Utilização de tecnologias para permitir a intermediação por vídeo e mensagens e o fomento do uso da Língua Brasileira de Sinais (Libras).

A proposta de Regulamento Geral de Acessibilidade em Telecomunicações (RGA) estará, nos próximos dias, disponível para contribuições da sociedade. O Conselho Diretor da Anatel aprovou nesta quinta-feira, 30, o encaminhamento da proposta para consulta pública por período de 45 dias e a realização de audiência pública sobre o assunto em Brasília.

O regulamento proposto tem por objetivo estabelecer regras que proporcionem às pessoas com deficiência a fruição de serviços de telecomunicações e a utilização de equipamentos de telecomunicações em igualdade de oportunidades com as demais pessoas, por meio da supressão das barreiras à comunicação e informação, ou seja, procura resguardar e reforçar os direitos das pessoas com deficiência, entre eles o direito à acessibilidade, à isonomia e ao atendimento especializado e individualizado.

Para promover a acessibilidade no setor, o novo regulamento procura padronizar as atuais obrigações relativas à:

  • disponibilização de informações em formato acessível;
  • oferta de planos de serviço específicos para pessoas com deficiência auditiva;
  • existência de mecanismos de interação com o consumidor que atendam as expectativas das pessoas com deficiência;
  • existência de atendimento especializado; e
  • disponibilização de site acessível.

O RGA estabelece regras quanto à divulgação de funcionalidades, de facilidades ou de tecnologias assistivas dos terminais de telecomunicações, voltadas para os diferentes tipos de deficiência, que constem das ofertas comerciais das prestadoras. A proposta de novo regulamento busca estimular a modernização dos orelhões adaptados para pessoas com deficiência auditiva por meio de recursos como videochamadas, envio e recebimento de mensagens, acesso à internet diretamente pelo terminal ou por meio de conexão sem fio, observados os avanços tecnológicos.

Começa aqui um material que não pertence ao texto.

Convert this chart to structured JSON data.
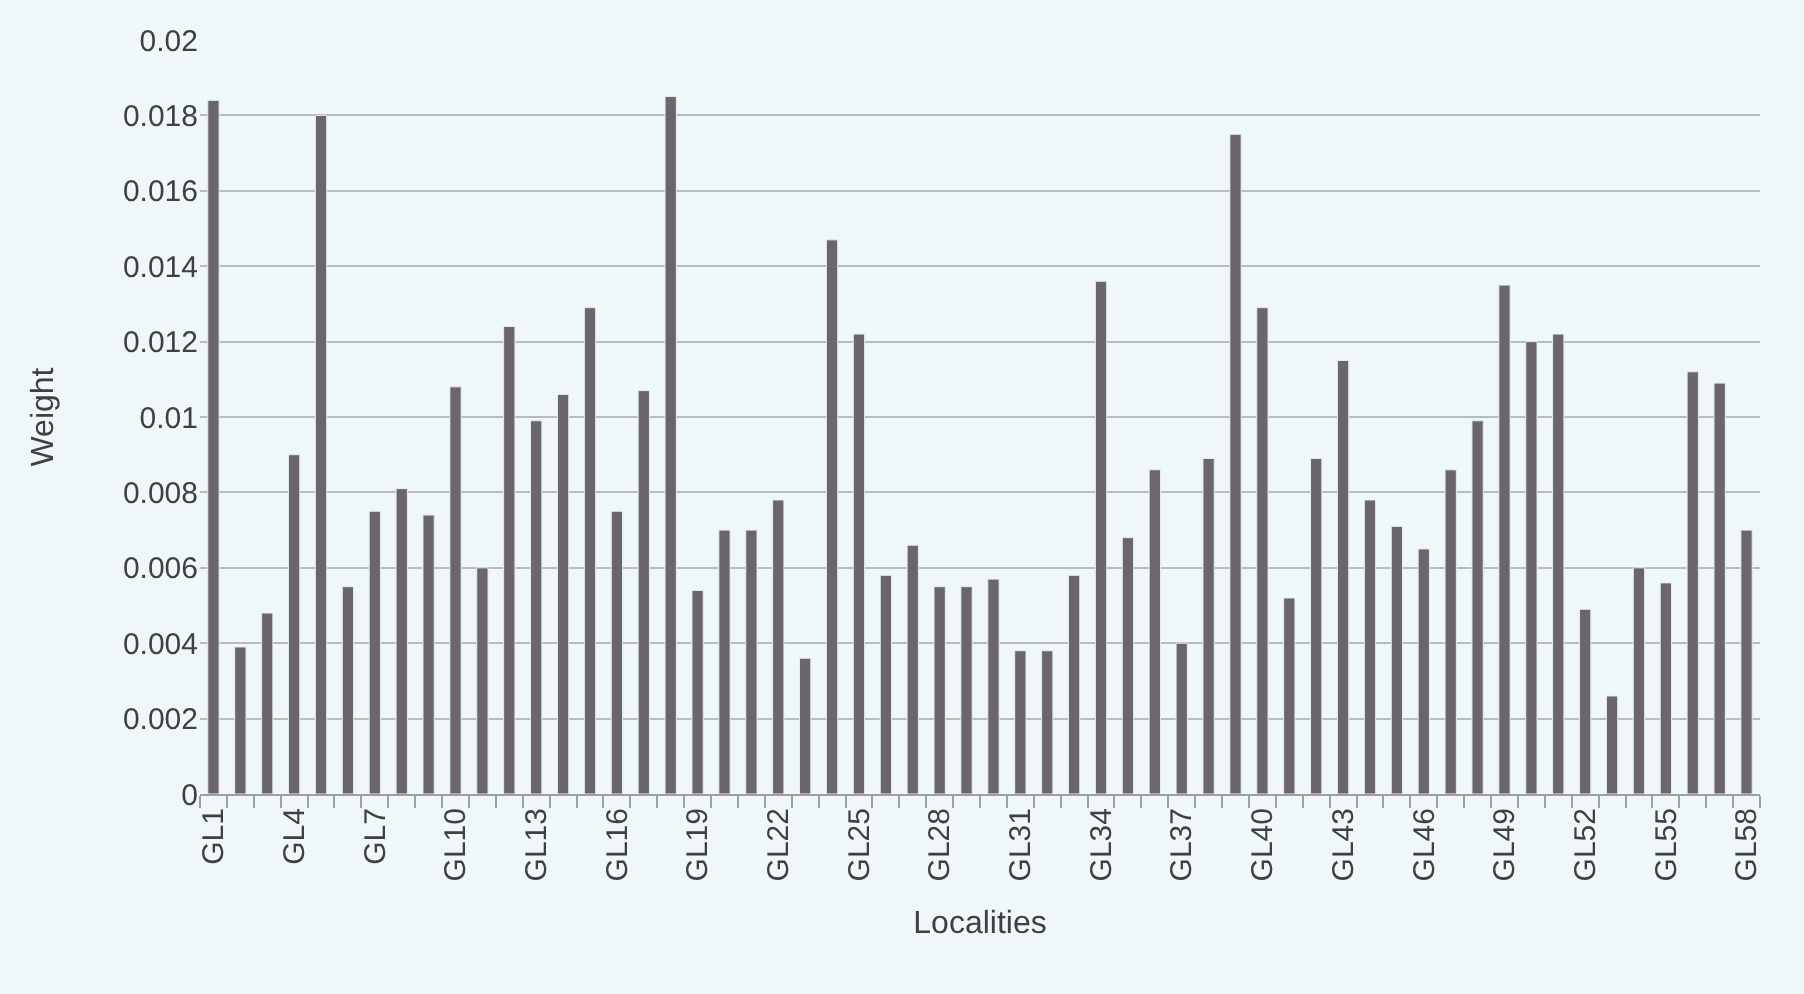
{
  "chart_data": {
    "type": "bar",
    "xlabel": "Localities",
    "ylabel": "Weight",
    "categories": [
      "GL1",
      null,
      null,
      "GL4",
      null,
      null,
      "GL7",
      null,
      null,
      "GL10",
      null,
      null,
      "GL13",
      null,
      null,
      "GL16",
      null,
      null,
      "GL19",
      null,
      null,
      "GL22",
      null,
      null,
      "GL25",
      null,
      null,
      "GL28",
      null,
      null,
      "GL31",
      null,
      null,
      "GL34",
      null,
      null,
      "GL37",
      null,
      null,
      "GL40",
      null,
      null,
      "GL43",
      null,
      null,
      "GL46",
      null,
      null,
      "GL49",
      null,
      null,
      "GL52",
      null,
      null,
      "GL55",
      null,
      null,
      "GL58"
    ],
    "values": [
      0.0184,
      0.0039,
      0.0048,
      0.009,
      0.018,
      0.0055,
      0.0075,
      0.0081,
      0.0074,
      0.0108,
      0.006,
      0.0124,
      0.0099,
      0.0106,
      0.0129,
      0.0075,
      0.0107,
      0.0185,
      0.0054,
      0.007,
      0.007,
      0.0078,
      0.0036,
      0.0147,
      0.0122,
      0.0058,
      0.0066,
      0.0055,
      0.0055,
      0.0057,
      0.0038,
      0.0038,
      0.0058,
      0.0136,
      0.0068,
      0.0086,
      0.004,
      0.0089,
      0.0175,
      0.0129,
      0.0052,
      0.0089,
      0.0115,
      0.0078,
      0.0071,
      0.0065,
      0.0086,
      0.0099,
      0.0135,
      0.012,
      0.0122,
      0.0049,
      0.0026,
      0.006,
      0.0056,
      0.0112,
      0.0109,
      0.007
    ],
    "color": "#6a6669",
    "ylim": [
      0,
      0.02
    ],
    "yticks": [
      "0",
      0.002,
      0.004,
      0.006,
      0.008,
      0.01,
      0.012,
      0.014,
      0.016,
      0.018,
      0.02
    ],
    "grid": "y",
    "legend": false
  }
}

Além disso, o RGA procura criar condições para a expansão das Centrais de Intermediação de Comunicação, com a possibilidade de compartilhamento de custos por parte das prestadoras que poderiam adotar uma central integrada ou terceirizada, a utilização de tecnologias para permitir a intermediação por vídeo e mensagens e o fomento do uso da Língua Brasileira de Sinais (Libras).

A atual proposta é resultado de debates preliminares realizados ao longo de 2014 envolvendo representantes das prestadoras, da indústria, dos consumidores, de pessoas com deficiências auditivas, da Secretaria Nacional de Promoção dos Direitos das Pessoas com Deficiência e do Ministério das Comunicações. A elaboração do regulamento considerou, também, as contribuições recebidas pela Anatel durante a Consulta Pública nº 31 (Discussão prévia com a sociedade sobre temas relevantes para construção do Regulamento Geral de Acessibilidade), realizada entre 29 de agosto e 8 de outubro de 2014.

A proposta estará disponível para contribuições, no Sistema de Acompanhamento de Consultas Públicas (SACP) a partir de sua publicação no Diário Oficial da União, que deve ocorrer nos próximos dias.